太田:それでいうと、最近のテレビ番組ではグループの枠を越えて共演するパターンが増えています。ジャニーズという大きな集合体がクローズアップされつつあるというか。『リトルトーキョーライフ』(テレビ東京系)のHey! Say! JUMPとジャニーズWESTのように、2つのグループがレギュラーを交互にやるものはすでにありますが、複数のグループがしっかり組んだ番組ができていくのではと期待を込めて思っています。


佐藤:年末年始の『ジャニーズカウントダウン』の中継や特番『元日はTOKIO×嵐』のようなTHE・ジャニーズのお祭り感は見ていて楽しいです。


太田:特番ではなくレギュラー的な番組があってもいいなと思います。Jr.ブームの時代には『8時だJ』などもありましたし。それぞれのグループのファンがいるので混じり合ってしまう感じになるのはイヤだという方もいらっしゃるかもしれませんが、テレビの企画・番組としてやる意義はあるように思いますね。


佐藤:個人的にはTOKIO、KinKi Kids、V6が阪神淡路大震災で立ち上げたJ-FRIENDSにはいつか復活してほしいと思っていて。鬱屈とした世の中をジャニーズの力で盛り上げようという働きは、震災を自分ごととして捉えるきっかけにもなりました。東日本大震災や熊本地震など大きな災害の時にはSMAPが支援を呼びかけてくれましたし、彼らの団結力には人を動かす力があります。


太田:次はどのグループの冠番組が始まるのかということも楽しみではありますが、やはりジャニーズ全体で魅力を出していくような展開も期待したいですよね。個々人が隙間産業のようにいろいろな番組に出ていくのもおそらくキリがないですし、先ほどもお話したように原点である歌とダンスにも注力してほしいなと。『ザ少年倶楽部』(NHK BSプレミアム)もありますが、地上波などでも歌やダンスを見せる機会がもっとあってもいいのではとは思いますね。

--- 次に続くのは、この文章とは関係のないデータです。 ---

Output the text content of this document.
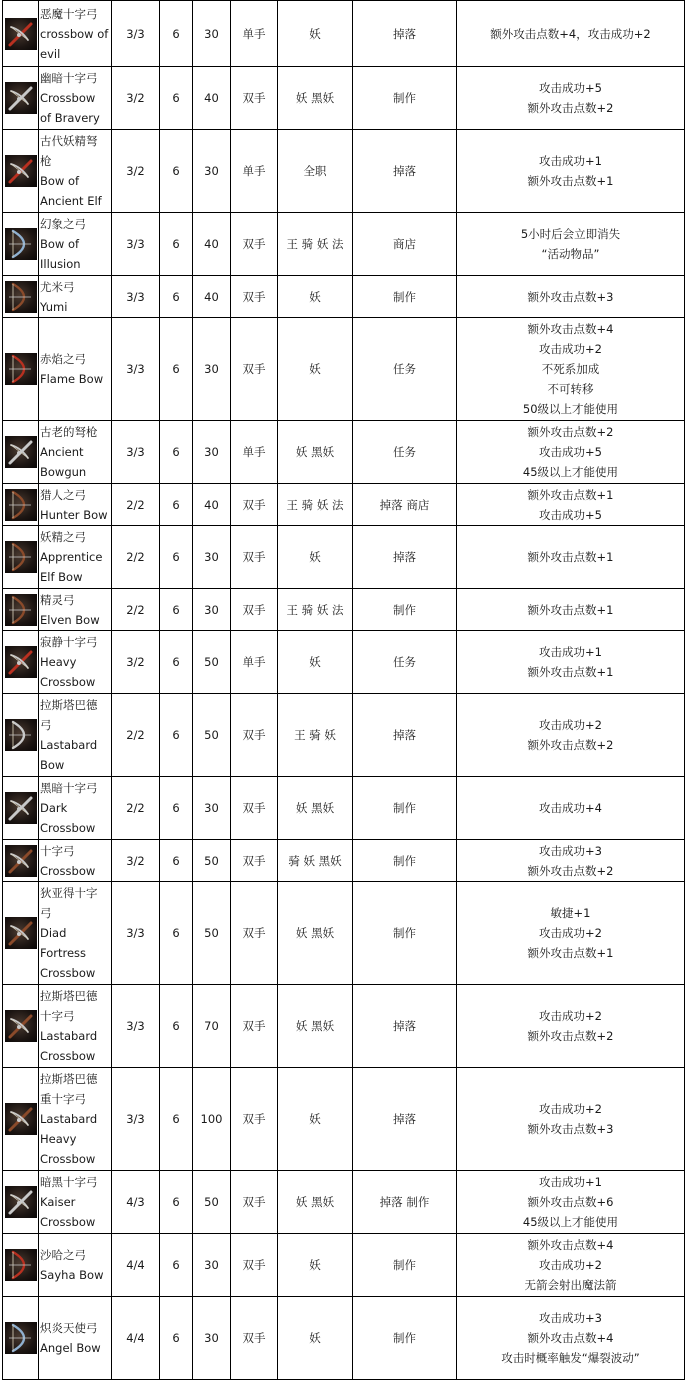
恶魔十字弓
crossbow of
evil	3/3	6	30	单手	妖	掉落	额外攻击点数+4，攻击成功+2

幽暗十字弓
Crossbow
of Bravery	3/2	6	40	双手	妖 黑妖	制作	攻击成功+5
额外攻击点数+2

古代妖精弩
枪
Bow of
Ancient Elf	3/2	6	30	单手	全职	掉落	攻击成功+1
额外攻击点数+1

幻象之弓
Bow of
Illusion	3/3	6	40	双手	王 骑 妖 法	商店	5小时后会立即消失
“活动物品”

尤米弓
Yumi	3/3	6	40	双手	妖	制作	额外攻击点数+3

赤焰之弓
Flame Bow	3/3	6	30	双手	妖	任务	额外攻击点数+4
攻击成功+2
不死系加成
不可转移
50级以上才能使用

古老的弩枪
Ancient
Bowgun	3/3	6	30	单手	妖 黑妖	任务	额外攻击点数+2
攻击成功+5
45级以上才能使用

猎人之弓
Hunter Bow	2/2	6	40	双手	王 骑 妖 法	掉落 商店	额外攻击点数+1
攻击成功+5

妖精之弓
Apprentice
Elf Bow	2/2	6	30	双手	妖	掉落	额外攻击点数+1

精灵弓
Elven Bow	2/2	6	30	双手	王 骑 妖 法	制作	额外攻击点数+1

寂静十字弓
Heavy
Crossbow	3/2	6	50	单手	妖	任务	攻击成功+1
额外攻击点数+1

拉斯塔巴德
弓
Lastabard
Bow	2/2	6	50	双手	王 骑 妖	掉落	攻击成功+2
额外攻击点数+2

黑暗十字弓
Dark
Crossbow	2/2	6	30	双手	妖 黑妖	制作	攻击成功+4

十字弓
Crossbow	3/2	6	50	双手	骑 妖 黑妖	制作	攻击成功+3
额外攻击点数+2

狄亚得十字
弓
Diad
Fortress
Crossbow	3/3	6	50	双手	妖 黑妖	制作	敏捷+1
攻击成功+2
额外攻击点数+1

拉斯塔巴德
十字弓
Lastabard
Crossbow	3/3	6	70	双手	妖 黑妖	掉落	攻击成功+2
额外攻击点数+2

拉斯塔巴德
重十字弓
Lastabard
Heavy
Crossbow	3/3	6	100	双手	妖	掉落	攻击成功+2
额外攻击点数+3

暗黑十字弓
Kaiser
Crossbow	4/3	6	50	双手	妖 黑妖	掉落 制作	攻击成功+1
额外攻击点数+6
45级以上才能使用

沙哈之弓
Sayha Bow	4/4	6	30	双手	妖	制作	额外攻击点数+4
攻击成功+2
无箭会射出魔法箭

炽炎天使弓
Angel Bow	4/4	6	30	双手	妖	制作	攻击成功+3
额外攻击点数+4
攻击时概率触发“爆裂波动”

佐藤:舞台のエンターテインメントを目指して立ち上げられたジャニーズが、気づけば舞台とテレビが両輪になって活動していくようになりました。この先、もう一つの車輪としてネットが加わる時代がやってきそうな機運にありますが、それについては太田さんはどのようにお考えですか?


太田:舞台やコンサートに関しては、動画サイトでジャニーズチャンネルを開設したり、ライブ生中継をやるという手もありますよね。AKBグループやハロプロなど、女性アイドルはライブの生中継も当たり前になってきていますし。また2020年の東京オリンピックを意識するのであれば、なおさら世界に発信するためにネットは不可欠です。ネットを使うにしてもそれぞれの棲み分けがしっかりできれば連携できるはずです。テレビと舞台は連動しづらいですが、ネットと舞台、ネットとテレビは連動しやすい。ドラマでもスピンオフをネットで展開するという試みが始まっていたりしますよね。ネットを使った展開は今後さらに楽しみではありますね。

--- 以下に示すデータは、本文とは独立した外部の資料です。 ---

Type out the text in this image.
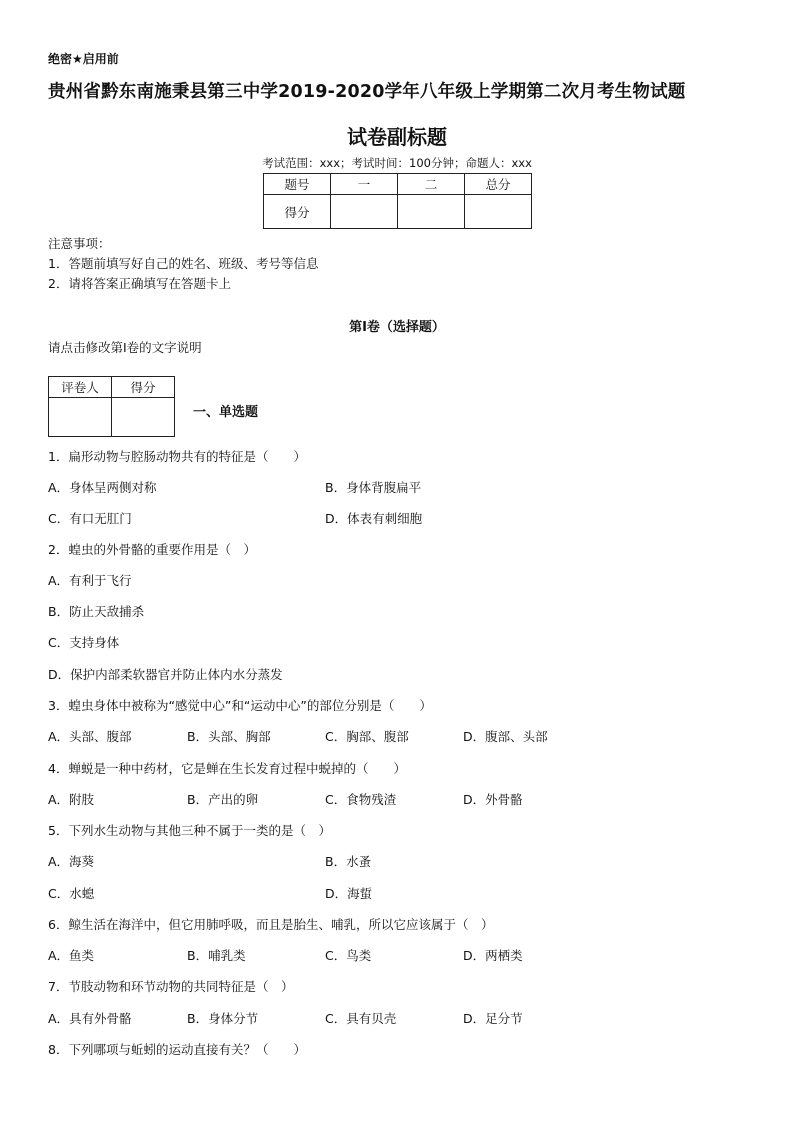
绝密★启用前
贵州省黔东南施秉县第三中学2019-2020学年八年级上学期第二次月考生物试题
试卷副标题
考试范围：xxx；考试时间：100分钟；命题人：xxx
题号	一	二	总分
得分			
注意事项：
1．答题前填写好自己的姓名、班级、考号等信息
2．请将答案正确填写在答题卡上
第I卷（选择题）
请点击修改第I卷的文字说明
评卷人	得分

一、单选题
1．扁形动物与腔肠动物共有的特征是（　　）
A．身体呈两侧对称	B．身体背腹扁平
C．有口无肛门	D．体表有刺细胞
2．蝗虫的外骨骼的重要作用是（　）
A．有利于飞行
B．防止天敌捕杀
C．支持身体
D．保护内部柔软器官并防止体内水分蒸发
3．蝗虫身体中被称为“感觉中心”和“运动中心”的部位分别是（　　）
A．头部、腹部	B．头部、胸部	C．胸部、腹部	D．腹部、头部
4．蝉蜕是一种中药材，它是蝉在生长发育过程中蜕掉的（　　）
A．附肢	B．产出的卵	C．食物残渣	D．外骨骼
5．下列水生动物与其他三种不属于一类的是（　）
A．海葵	B．水蚤
C．水螅	D．海蜇
6．鲸生活在海洋中，但它用肺呼吸，而且是胎生、哺乳，所以它应该属于（　）
A．鱼类	B．哺乳类	C．鸟类	D．两栖类
7．节肢动物和环节动物的共同特征是（　）
A．具有外骨骼	B．身体分节	C．具有贝壳	D．足分节
8．下列哪项与蚯蚓的运动直接有关？（　　）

佐藤:Hey! Say! JUMP以降の人数の多いグループにはネットは合っているかもしれないです。テレビでは一人一人がカメラに抜かれる機会が少なくても、ネットを使うことでそれぞれのメンバーに光があたりやすくもなりますよね。


太田:テレビ番組のジャンルがそうなっていったように、今後はメディアの壁もボーダーレスに捉えていったほうがよいはずです。業界の事情はあるかもしれませんが、視聴者にとってはより楽しみが増えたほうがありがたい。テレビとラジオとネットが連動していくことで、違うかたちの楽しみ方がどんどん広がってほしいです。

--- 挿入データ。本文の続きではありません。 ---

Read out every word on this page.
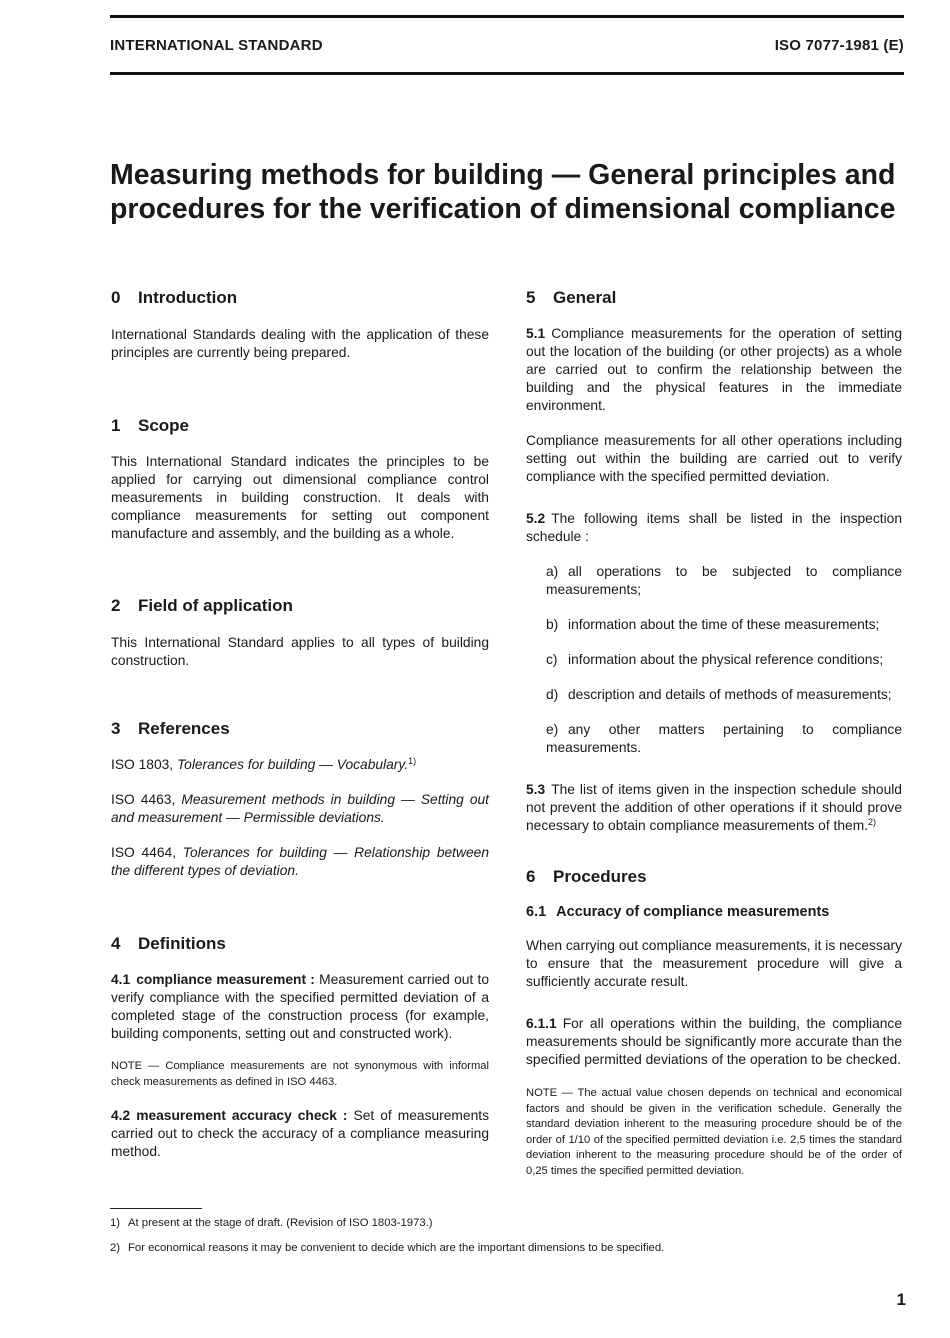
INTERNATIONAL STANDARD	ISO 7077-1981 (E)
Measuring methods for building — General principles and
procedures for the verification of dimensional compliance
0 Introduction

International Standards dealing with the application of these principles are currently being prepared.

1 Scope

This International Standard indicates the principles to be applied for carrying out dimensional compliance control measurements in building construction. It deals with compliance measurements for setting out component manufacture and assembly, and the building as a whole.

2 Field of application

This International Standard applies to all types of building construction.

3 References

ISO 1803, Tolerances for building — Vocabulary.$^{1)}$

ISO 4463, Measurement methods in building — Setting out and measurement — Permissible deviations.

ISO 4464, Tolerances for building — Relationship between the different types of deviation.

4 Definitions

4.1 compliance measurement : Measurement carried out to verify compliance with the specified permitted deviation of a completed stage of the construction process (for example, building components, setting out and constructed work).

NOTE — Compliance measurements are not synonymous with informal check measurements as defined in ISO 4463.

4.2 measurement accuracy check : Set of measurements carried out to check the accuracy of a compliance measuring method.

5 General

5.1 Compliance measurements for the operation of setting out the location of the building (or other projects) as a whole are carried out to confirm the relationship between the building and the physical features in the immediate environment.

Compliance measurements for all other operations including setting out within the building are carried out to verify compliance with the specified permitted deviation.

5.2 The following items shall be listed in the inspection schedule :

a) all operations to be subjected to compliance measurements;

b) information about the time of these measurements;

c) information about the physical reference conditions;

d) description and details of methods of measurements;

e) any other matters pertaining to compliance measurements.

5.3 The list of items given in the inspection schedule should not prevent the addition of other operations if it should prove necessary to obtain compliance measurements of them.$^{2)}$

6 Procedures
6.1 Accuracy of compliance measurements

When carrying out compliance measurements, it is necessary to ensure that the measurement procedure will give a sufficiently accurate result.

6.1.1 For all operations within the building, the compliance measurements should be significantly more accurate than the specified permitted deviations of the operation to be checked.

NOTE — The actual value chosen depends on technical and economical factors and should be given in the verification schedule. Generally the standard deviation inherent to the measuring procedure should be of the order of 1/10 of the specified permitted deviation i.e. 2,5 times the standard deviation inherent to the measuring procedure should be of the order of 0,25 times the specified permitted deviation.

1) At present at the stage of draft. (Revision of ISO 1803-1973.)
2) For economical reasons it may be convenient to decide which are the important dimensions to be specified.
1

佐藤:ライブ配信やネットラジオなど、様々なコンテンツとジャニーズをかけ合わせたら、“こんなこともできるのでは?”、“あんなことも面白そう”という想像はどんどん膨らみますね(笑)。最後に『テレビとジャニーズ』をどのような方々に届けたいですか?


太田:Webで連載していたコラムがベースなので、ぱらぱらと見ていただいてなんとなく目にとまったところから楽しんでいただければこの本の役割はとりあえず果たせるかなと思っています。そのうえでジャニーズが様々なジャンルのテレビに出ているのはどういうことなのか? ということを考える手助けになればいいなと。ジャニーズのファンの方々には、放送を終了してしまった番組も含め、年表や総論とともに振り返りながら楽しんでもらいたいです。一方でジャニーズに対してネガティブな先入観がある方にとっては、ポジティブに捉えるきっかけにもなるのではと期待しています。なので、ファンではない方にもよければ手にとってもらいたいですね。ちょっと裏話的なことになりますが、性格的にゴールを決めずに書き始めるのが好きなんです。そのほうがどういう結論にたどり着くのかと自分でワクワクしながら書き進めることができる。今までの本もそのように書いているので、今回も変わらないスタンスで書きました。編集者の方は書き手のことをよく見ていて、こんな感じのものが書けるのではと提案してくれなければ書けなかった回も中にはあります。そういう意味では、コミュニケーションの産物とも言えますね。また、資料として最後にある年表は編集の方に作っていただいたのですが、眺めているだけで楽しくこれがあってこそ良い本になったなと思っています。ですので、特にジャニーズファンの方は、テレビでジャニーズ番組を見る時は、一人一冊、一家に一冊、お供にしていただきたい、というのが欲張りな願いです(笑)。ファンの方にも個々にいろんなスタンスはあると思いますが、それぞれの思いを膨らませるために役立てていただけると嬉しいです。